Roosevelt never responded to the queries. Those Democratic Party operatives who did argued that electing Roosevelt over Hoover was far more important than FDR’s questionable attitude toward black self-government. Donald Richberg, a manager of FDR’s campaign in Chicago, wrote: “If any voter is going to choose between Hoover and Roosevelt on the basis of their respective views concerning Haiti, such a voter is beyond the reach of any process of reasoning which I understand.”2 As he said even more plainly in subsequent correspondence to NAACP Secretary Walter White, “No intelligent voter would choose between Hoover and Roosevelt because of the views of one or the other concerning Haiti.” 3

It’s hard to know just how well the GOP’s strategy worked in 1932. Hoover’s political missteps and the faltering U.S. economy brought Roosevelt 60 percent of the popular vote and almost 90 percent of electoral votes. Still, less than 25 percent of African-American voters supported Roosevelt. Haiti was not the only reason, to be sure. However, it is clear that the Roosevelt campaign greatly underestimated African Americans’ interest in Haitian affairs. At the time of Roosevelt’s initial remarks in 1920, James Weldon Johnson wrote a four-part piece for The Nation magazine detailing the harsh conditions in the occupied territory (though never criticizing Roosevelt directly). That same year, Eugene O’Neil’s play, The Emperor Jones, later starring Paul Robeson, offered Americans the first notable artistic rendering of the U.S. occupation of Haiti. African-American visual artists, including Jacob Lawrence and Aaron Douglas, followed up on these efforts in the late 1920s and early 1930s, offering dramatic renditions of Haitian everyday life and of the heroism shown during the establishment of Haitian independence in 1804. Not unlike racist whites, it seemed, many African Americans interpreted the situation in Haiti as a referendum on black political ability writ large and the value of black life in the eyes of American politicians in particular.
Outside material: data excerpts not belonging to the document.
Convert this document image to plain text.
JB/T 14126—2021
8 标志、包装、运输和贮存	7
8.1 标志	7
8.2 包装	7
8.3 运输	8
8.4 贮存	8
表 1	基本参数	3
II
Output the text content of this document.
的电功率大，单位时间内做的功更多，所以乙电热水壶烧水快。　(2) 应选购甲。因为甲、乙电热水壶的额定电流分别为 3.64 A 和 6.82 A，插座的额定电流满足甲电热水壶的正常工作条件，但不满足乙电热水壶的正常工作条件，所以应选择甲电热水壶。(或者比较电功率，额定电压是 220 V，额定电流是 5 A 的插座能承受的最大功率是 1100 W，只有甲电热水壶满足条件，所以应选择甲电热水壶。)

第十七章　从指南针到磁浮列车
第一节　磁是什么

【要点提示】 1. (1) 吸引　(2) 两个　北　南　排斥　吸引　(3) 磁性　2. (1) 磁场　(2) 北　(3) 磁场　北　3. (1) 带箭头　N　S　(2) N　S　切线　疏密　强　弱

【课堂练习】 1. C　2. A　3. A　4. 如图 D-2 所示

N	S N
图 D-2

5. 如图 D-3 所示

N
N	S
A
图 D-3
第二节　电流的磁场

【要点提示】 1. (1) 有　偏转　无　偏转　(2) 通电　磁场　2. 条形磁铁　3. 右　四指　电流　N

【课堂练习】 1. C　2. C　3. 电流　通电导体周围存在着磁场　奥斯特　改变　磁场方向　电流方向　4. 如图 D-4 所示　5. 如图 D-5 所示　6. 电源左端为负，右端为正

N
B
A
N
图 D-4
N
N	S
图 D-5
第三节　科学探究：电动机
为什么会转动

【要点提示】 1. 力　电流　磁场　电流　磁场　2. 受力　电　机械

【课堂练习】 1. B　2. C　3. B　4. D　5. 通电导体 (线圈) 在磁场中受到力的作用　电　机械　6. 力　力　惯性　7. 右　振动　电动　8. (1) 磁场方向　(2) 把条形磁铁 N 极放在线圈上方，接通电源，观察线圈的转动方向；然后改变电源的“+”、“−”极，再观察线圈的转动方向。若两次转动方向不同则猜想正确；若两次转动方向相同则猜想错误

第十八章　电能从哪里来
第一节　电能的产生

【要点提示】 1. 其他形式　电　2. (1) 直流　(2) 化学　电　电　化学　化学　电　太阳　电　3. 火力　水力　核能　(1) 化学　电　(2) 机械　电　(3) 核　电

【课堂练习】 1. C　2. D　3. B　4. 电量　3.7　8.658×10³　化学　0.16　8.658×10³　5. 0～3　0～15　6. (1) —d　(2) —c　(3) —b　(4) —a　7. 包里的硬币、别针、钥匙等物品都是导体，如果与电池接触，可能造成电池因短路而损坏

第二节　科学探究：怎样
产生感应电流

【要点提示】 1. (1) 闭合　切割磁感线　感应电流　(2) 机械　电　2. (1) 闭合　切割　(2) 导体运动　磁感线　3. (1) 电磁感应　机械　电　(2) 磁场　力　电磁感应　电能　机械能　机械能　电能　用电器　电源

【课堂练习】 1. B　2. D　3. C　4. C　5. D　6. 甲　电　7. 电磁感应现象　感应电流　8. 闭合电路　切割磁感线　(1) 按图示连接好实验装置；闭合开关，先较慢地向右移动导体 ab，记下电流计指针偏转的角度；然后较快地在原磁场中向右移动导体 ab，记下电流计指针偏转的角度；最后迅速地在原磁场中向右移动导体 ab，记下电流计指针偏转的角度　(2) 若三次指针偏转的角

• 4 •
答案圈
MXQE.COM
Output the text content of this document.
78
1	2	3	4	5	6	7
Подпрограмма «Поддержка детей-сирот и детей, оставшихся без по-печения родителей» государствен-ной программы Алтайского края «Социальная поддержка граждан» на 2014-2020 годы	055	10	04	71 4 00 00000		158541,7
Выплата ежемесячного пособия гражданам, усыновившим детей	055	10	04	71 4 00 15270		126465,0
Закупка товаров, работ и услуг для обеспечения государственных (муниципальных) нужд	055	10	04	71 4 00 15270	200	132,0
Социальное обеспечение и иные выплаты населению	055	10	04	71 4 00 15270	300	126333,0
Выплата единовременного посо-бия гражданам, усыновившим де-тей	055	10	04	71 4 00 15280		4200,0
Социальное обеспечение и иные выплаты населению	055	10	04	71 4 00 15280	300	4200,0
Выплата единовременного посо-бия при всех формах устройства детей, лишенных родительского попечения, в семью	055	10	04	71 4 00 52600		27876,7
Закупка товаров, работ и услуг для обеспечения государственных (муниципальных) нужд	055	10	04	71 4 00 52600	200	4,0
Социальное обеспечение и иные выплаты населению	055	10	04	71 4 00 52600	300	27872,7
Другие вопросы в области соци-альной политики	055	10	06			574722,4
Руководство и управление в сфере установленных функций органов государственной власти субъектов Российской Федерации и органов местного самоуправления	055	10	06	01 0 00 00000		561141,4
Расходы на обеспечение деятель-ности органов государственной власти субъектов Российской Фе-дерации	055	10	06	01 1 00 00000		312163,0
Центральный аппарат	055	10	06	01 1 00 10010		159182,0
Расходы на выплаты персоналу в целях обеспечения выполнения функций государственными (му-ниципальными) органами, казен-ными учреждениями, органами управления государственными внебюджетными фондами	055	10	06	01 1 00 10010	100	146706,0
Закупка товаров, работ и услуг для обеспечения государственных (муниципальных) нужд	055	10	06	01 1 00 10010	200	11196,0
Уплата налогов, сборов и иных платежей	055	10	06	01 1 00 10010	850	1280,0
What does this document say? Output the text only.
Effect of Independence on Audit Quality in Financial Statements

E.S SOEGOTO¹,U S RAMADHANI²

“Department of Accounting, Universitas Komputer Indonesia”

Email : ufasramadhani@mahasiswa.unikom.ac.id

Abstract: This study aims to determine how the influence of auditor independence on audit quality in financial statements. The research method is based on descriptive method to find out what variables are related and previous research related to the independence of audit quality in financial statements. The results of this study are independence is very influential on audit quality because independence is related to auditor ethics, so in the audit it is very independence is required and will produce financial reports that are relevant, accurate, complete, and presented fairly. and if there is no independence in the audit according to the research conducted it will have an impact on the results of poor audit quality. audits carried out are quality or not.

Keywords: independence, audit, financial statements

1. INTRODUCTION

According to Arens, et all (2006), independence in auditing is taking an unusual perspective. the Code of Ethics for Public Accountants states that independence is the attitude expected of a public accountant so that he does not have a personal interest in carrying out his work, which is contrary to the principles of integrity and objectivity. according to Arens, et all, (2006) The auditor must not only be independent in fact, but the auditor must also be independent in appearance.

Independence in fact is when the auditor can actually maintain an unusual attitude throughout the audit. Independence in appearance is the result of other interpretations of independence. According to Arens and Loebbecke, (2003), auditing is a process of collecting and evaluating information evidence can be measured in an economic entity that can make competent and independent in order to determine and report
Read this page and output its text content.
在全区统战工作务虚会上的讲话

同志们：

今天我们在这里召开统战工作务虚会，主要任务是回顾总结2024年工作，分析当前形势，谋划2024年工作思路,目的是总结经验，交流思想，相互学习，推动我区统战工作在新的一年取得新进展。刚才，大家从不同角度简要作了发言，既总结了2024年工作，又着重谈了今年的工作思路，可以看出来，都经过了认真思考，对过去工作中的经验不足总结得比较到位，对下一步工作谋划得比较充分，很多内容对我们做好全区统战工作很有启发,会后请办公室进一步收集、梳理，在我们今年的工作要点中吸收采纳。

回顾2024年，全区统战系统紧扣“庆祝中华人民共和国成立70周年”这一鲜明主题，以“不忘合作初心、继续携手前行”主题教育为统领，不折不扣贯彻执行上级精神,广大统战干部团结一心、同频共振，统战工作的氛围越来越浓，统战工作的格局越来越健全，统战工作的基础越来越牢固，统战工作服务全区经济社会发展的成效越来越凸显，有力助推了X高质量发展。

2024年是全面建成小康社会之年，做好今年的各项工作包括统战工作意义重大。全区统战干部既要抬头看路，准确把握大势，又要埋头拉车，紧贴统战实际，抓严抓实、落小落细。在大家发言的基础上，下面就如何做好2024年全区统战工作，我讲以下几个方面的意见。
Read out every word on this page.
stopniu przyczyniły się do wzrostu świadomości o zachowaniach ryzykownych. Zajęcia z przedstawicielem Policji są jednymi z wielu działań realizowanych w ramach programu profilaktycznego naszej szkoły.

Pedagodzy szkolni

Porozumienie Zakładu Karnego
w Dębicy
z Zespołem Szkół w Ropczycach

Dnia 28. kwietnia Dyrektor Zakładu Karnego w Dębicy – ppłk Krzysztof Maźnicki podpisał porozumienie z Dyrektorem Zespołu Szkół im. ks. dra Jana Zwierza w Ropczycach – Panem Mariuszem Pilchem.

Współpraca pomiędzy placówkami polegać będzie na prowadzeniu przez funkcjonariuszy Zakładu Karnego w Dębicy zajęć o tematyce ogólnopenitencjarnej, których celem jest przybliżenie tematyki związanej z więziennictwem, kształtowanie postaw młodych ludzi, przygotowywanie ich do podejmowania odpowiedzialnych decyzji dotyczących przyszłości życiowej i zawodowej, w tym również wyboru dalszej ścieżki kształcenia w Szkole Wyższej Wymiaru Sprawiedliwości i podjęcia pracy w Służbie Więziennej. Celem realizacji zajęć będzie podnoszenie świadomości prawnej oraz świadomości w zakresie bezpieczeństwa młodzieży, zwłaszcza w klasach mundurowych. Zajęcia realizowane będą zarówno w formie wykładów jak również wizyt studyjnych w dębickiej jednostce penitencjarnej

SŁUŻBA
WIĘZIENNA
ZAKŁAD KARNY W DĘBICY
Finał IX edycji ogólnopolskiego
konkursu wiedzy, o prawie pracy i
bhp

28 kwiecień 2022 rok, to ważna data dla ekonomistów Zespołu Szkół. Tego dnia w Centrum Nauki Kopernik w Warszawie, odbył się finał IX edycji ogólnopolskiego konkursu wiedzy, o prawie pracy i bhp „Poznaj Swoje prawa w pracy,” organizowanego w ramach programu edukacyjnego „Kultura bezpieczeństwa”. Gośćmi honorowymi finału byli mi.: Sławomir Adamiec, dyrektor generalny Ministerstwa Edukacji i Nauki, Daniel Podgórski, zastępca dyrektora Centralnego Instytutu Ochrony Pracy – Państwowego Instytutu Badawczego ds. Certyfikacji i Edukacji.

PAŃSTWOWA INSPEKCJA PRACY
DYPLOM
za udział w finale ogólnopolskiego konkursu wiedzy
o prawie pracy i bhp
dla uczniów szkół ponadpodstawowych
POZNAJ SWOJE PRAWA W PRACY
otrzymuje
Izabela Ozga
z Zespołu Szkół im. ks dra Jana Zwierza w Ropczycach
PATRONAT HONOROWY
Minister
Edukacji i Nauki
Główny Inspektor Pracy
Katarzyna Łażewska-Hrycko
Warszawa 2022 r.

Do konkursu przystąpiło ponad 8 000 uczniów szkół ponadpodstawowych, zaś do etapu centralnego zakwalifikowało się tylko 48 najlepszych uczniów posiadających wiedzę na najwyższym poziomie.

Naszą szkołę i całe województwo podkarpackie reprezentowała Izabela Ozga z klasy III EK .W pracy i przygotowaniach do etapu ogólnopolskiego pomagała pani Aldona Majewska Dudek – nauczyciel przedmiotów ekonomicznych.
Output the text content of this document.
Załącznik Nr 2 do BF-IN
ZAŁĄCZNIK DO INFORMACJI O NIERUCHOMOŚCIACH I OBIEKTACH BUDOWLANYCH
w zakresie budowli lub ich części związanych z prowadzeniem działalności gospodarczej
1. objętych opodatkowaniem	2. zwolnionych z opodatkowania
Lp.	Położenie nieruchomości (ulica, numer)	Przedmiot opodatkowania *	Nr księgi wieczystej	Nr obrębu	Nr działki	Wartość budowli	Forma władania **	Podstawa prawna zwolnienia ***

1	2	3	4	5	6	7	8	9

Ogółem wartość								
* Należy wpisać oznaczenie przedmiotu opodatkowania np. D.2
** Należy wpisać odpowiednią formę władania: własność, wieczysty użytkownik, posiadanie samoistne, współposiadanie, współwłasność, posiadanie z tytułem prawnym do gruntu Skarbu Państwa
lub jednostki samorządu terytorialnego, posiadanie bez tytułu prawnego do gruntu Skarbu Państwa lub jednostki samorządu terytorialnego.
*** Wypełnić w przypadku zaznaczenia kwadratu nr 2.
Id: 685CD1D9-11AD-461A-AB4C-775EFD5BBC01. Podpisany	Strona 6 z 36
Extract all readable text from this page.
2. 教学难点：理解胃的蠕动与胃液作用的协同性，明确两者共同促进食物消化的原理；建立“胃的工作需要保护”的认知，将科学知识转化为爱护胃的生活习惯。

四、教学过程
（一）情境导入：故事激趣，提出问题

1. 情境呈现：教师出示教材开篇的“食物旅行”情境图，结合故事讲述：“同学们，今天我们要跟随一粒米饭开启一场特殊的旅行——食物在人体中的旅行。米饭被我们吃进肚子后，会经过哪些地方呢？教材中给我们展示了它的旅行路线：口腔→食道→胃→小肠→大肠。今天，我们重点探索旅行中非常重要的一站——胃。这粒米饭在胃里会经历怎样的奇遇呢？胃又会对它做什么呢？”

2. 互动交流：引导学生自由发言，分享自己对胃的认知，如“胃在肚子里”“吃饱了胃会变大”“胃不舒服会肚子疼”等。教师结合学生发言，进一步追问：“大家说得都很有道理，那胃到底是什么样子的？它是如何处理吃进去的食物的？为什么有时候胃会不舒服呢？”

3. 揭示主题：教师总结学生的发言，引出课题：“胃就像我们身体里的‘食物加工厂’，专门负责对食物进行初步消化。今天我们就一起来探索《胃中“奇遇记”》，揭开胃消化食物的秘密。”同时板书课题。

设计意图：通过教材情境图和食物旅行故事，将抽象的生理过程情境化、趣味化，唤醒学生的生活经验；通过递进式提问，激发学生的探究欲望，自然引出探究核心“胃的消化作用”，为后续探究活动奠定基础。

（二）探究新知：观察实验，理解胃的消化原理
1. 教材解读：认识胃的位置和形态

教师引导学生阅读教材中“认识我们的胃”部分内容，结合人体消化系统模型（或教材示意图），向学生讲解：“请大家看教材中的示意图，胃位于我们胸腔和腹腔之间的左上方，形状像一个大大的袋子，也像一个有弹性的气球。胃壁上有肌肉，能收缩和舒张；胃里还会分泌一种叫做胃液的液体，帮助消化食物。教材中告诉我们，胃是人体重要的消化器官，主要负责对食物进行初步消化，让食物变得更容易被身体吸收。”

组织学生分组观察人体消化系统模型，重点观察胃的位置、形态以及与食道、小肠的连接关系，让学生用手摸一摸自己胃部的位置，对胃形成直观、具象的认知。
It seems unlikely that today’s GOP would draw attention to anti-black violence to court black votes. As with the Black Lives Matters movement, however, the New Deal era saw pressure from organizers and activists influence policy even when it didn’t determine elections. After receiving dismal black support in 1932, the Roosevelt administration moved to make up ground among black voters, first through the efforts of Eleanor Roosevelt and her black allies, and then through appointing a number of black government officials. The Works Progress Administration, Civilian Conservation Corps, and National Youth Administration had also provided hundreds of thousands of African Americans with much-needed employment. Such support for African Americans was unprecedented, especially under Jim Crow. In 1934, Roosevelt took yet another step away from his historical associations with Woodrow Wilson, becoming the first U.S. President to visit Haiti. There, on July 6, he signed the agreement that authorized the withdrawal of American marines from the independent republic of Haiti.

Two years later, during Roosevelt’s 1936 reelection bid, targeted canvassing among black voters and the creation of a new “Good Neighbor” approach to Haiti and the wider Americas helped FDR garner over 70 percent of the black vote.

1.Ernest Gruening to President Franklin Roosevelt, Jan, 7, 1932, NAACP on Haiti, folder 001422-010-0830, January 1, 1932-January 31, 1932, Papers of the NAACP, Part 11, Special Subject Files, 1912-1939, Series B.

2. Donald Richberg (Democratic Party Operative) to Walter White, Oct. 3, 1932, NAACP on Haiti, folder 001422-011-0202, Sept 1, 1932-Oct 31, 1932, Papers of the NAACP, Part 11, Special Subject Files, 1912-1939, Series B.

3. Donald Richberg (Democratic Party Operative) to Walter White, Oct. 7, 1932, NAACP on Haiti, folder 001422-011-0202, Sept 1, 1932-Oct 31, 1932, Papers of the NAACP, Part 11, Special Subject Files, 1912-1939, Series B.